Additionally, each state has its own laws and regulations for suppliers looking to connect with distributors. These states can be separated into two types: Open and Control States. You can find out more about the difference between open and control states here.
In addition, some Open States are also Franchise States. These states have franchise laws that are designed to provide in-state distributors with an assurance that their suppliers will not be able to abruptly terminate a contract for no reason. Massachusetts, Georgia, New Jersey, and Connecticut are all examples of states with franchise laws.
You should also get a feel for the differences between states. Top tier markets like New York City, Los Angeles, Miami, and Chicago are highly competitive and costly for emerging brands to break into, but secondary markets such as Tampa, Nashville, and Indianapolis, offer a more cost effective option and a better chance for exposure.
Determine Proof of Concept
A common way to establish a presence in the U.S. is to begin with a proof of concept. One way to do this is to conduct research-based tests on a product’s performance.
Products should be tested at both chain and independent retailers, setting up tastings and securing your product’s best possible shelf position at these off-premise locations. On-premise, menu listings and drink features can assist in gaining exposure, but more importantly, research and discuss with your distributor the right kind of accounts for your product.
During the test period, the important metrics to monitor are 1) number of accounts, 2) re-order rates, and 3) conversion rates for locations where sampling is done. Having the right metrics that demonstrate profits, performance, and revenue growth help show that your product is differentiated and worthy of a distributor’s attention.
Choose Distribution Partners
Of course, many emerging brands would like to partner with a large distributor in a primary market, but it’s important to note that national distributors have thousands of brands to split their resources and attention. It is often worth it for newer brands to explore regional or specialized distributor partners.

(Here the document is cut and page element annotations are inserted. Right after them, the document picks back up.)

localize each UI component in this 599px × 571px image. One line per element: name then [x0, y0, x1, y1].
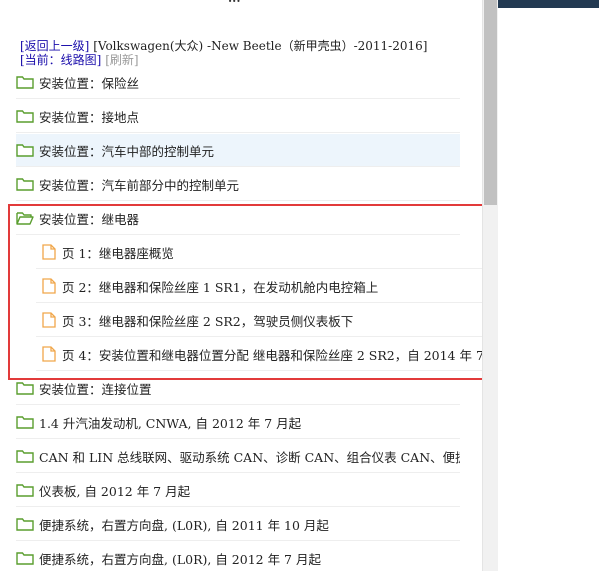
document-icon [42, 278, 56, 294]
tree-item-label: 安装位置：连接位置 [39, 381, 152, 397]
tree-item-can-lin-network[interactable]: CAN 和 LIN 总线联网、驱动系统 CAN、诊断 CAN、组合仪表 CAN、… [16, 440, 460, 473]
tree-item-engine-cnwa[interactable]: 1.4 升汽油发动机, CNWA, 自 2012 年 7 月起 [16, 406, 460, 439]
tree-item-front-control-units[interactable]: 安装位置：汽车前部分中的控制单元 [16, 168, 460, 201]
folder-open-icon [16, 211, 34, 225]
refresh-link[interactable]: [刷新] [105, 53, 138, 67]
tree-page-1[interactable]: 页 1：继电器座概览 [36, 236, 482, 269]
tree-item-relays[interactable]: 安装位置：继电器 [16, 202, 460, 235]
folder-icon [16, 75, 34, 89]
folder-icon [16, 449, 34, 463]
panel-header-strip [498, 0, 599, 8]
folder-icon [16, 483, 34, 497]
document-icon [42, 312, 56, 328]
vertical-scrollbar[interactable] [482, 0, 499, 571]
folder-icon [16, 109, 34, 123]
tree-item-connection-locations[interactable]: 安装位置：连接位置 [16, 372, 460, 405]
back-link[interactable]: [返回上一级] [20, 39, 89, 53]
folder-icon [16, 415, 34, 429]
tree-page-2[interactable]: 页 2：继电器和保险丝座 1 SR1，在发动机舱内电控箱上 [36, 270, 482, 303]
tree-item-label: 页 4：安装位置和继电器位置分配 继电器和保险丝座 2 SR2，自 2014 年… [62, 347, 482, 363]
tree-item-label: 安装位置：保险丝 [39, 75, 140, 91]
right-panel [498, 0, 599, 571]
document-icon [42, 244, 56, 260]
tree-item-label: CAN 和 LIN 总线联网、驱动系统 CAN、诊断 CAN、组合仪表 CAN、… [39, 449, 460, 465]
folder-icon [16, 143, 34, 157]
tree-item-label: 1.4 升汽油发动机, CNWA, 自 2012 年 7 月起 [39, 415, 302, 431]
tree-item-label: 便捷系统，右置方向盘, (L0R), 自 2012 年 7 月起 [39, 551, 321, 567]
tree-item-center-control-units[interactable]: 安装位置：汽车中部的控制单元 [16, 134, 460, 167]
scrollbar-thumb[interactable] [484, 0, 497, 205]
folder-icon [16, 517, 34, 531]
tree-item-comfort-rhd-2012[interactable]: 便捷系统，右置方向盘, (L0R), 自 2012 年 7 月起 [16, 542, 460, 571]
current-view-link[interactable]: [当前：线路图] [20, 53, 101, 67]
tree-item-label: 安装位置：继电器 [39, 211, 140, 227]
tree-item-label: 安装位置：接地点 [39, 109, 140, 125]
tree-item-ground-points[interactable]: 安装位置：接地点 [16, 100, 460, 133]
tree-item-label: 安装位置：汽车中部的控制单元 [39, 143, 215, 159]
breadcrumb-path: [Volkswagen(大众) -New Beetle（新甲壳虫）-2011-2… [93, 39, 428, 53]
document-icon [42, 346, 56, 362]
folder-icon [16, 381, 34, 395]
tree-item-label: 安装位置：汽车前部分中的控制单元 [39, 177, 240, 193]
tree-item-label: 页 2：继电器和保险丝座 1 SR1，在发动机舱内电控箱上 [62, 279, 379, 295]
tree-item-label: 便捷系统，右置方向盘, (L0R), 自 2011 年 10 月起 [39, 517, 329, 533]
tree-panel: [返回上一级] [Volkswagen(大众) -New Beetle（新甲壳虫… [0, 0, 482, 571]
tree-item-label: 仪表板, 自 2012 年 7 月起 [39, 483, 191, 499]
tree-item-label: 页 3：继电器和保险丝座 2 SR2，驾驶员侧仪表板下 [62, 313, 354, 329]
tree-item-fuses[interactable]: 安装位置：保险丝 [16, 66, 460, 99]
tree-page-3[interactable]: 页 3：继电器和保险丝座 2 SR2，驾驶员侧仪表板下 [36, 304, 482, 337]
breadcrumb: [返回上一级] [Volkswagen(大众) -New Beetle（新甲壳虫… [20, 39, 480, 67]
folder-icon [16, 551, 34, 565]
tree-item-comfort-rhd-2011[interactable]: 便捷系统，右置方向盘, (L0R), 自 2011 年 10 月起 [16, 508, 460, 541]
tree-page-4[interactable]: 页 4：安装位置和继电器位置分配 继电器和保险丝座 2 SR2，自 2014 年… [36, 338, 482, 371]
tree-item-label: 页 1：继电器座概览 [62, 245, 174, 261]
folder-icon [16, 177, 34, 191]
tree-item-dashboard[interactable]: 仪表板, 自 2012 年 7 月起 [16, 474, 460, 507]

A viable approach can be to seek out an importer who already has an established relationship with a distributor. Mid-sized importers with a small portfolio of brands have connections across the entire distribution network and can dedicate the necessary time and attention to brands during the nurturing years.
Once you’ve signed a distribution agreement, regardless of partner size, it’s crucial to build relationships with sales representatives. Mining these relationships will yield more exposure for your products.
Finally, some brands choose to take a do-it-yourself approach to market entry where self-distribution is permitted. In this strategy, you’ll need to build and maintain your own marketing, sales, and distribution channels. Regardless, this can work if your product is highly differentiated and gets consumers on your side quickly.
Most importantly, remember that brand building takes time. Make sure to balance your volume and distribution goals with your resources.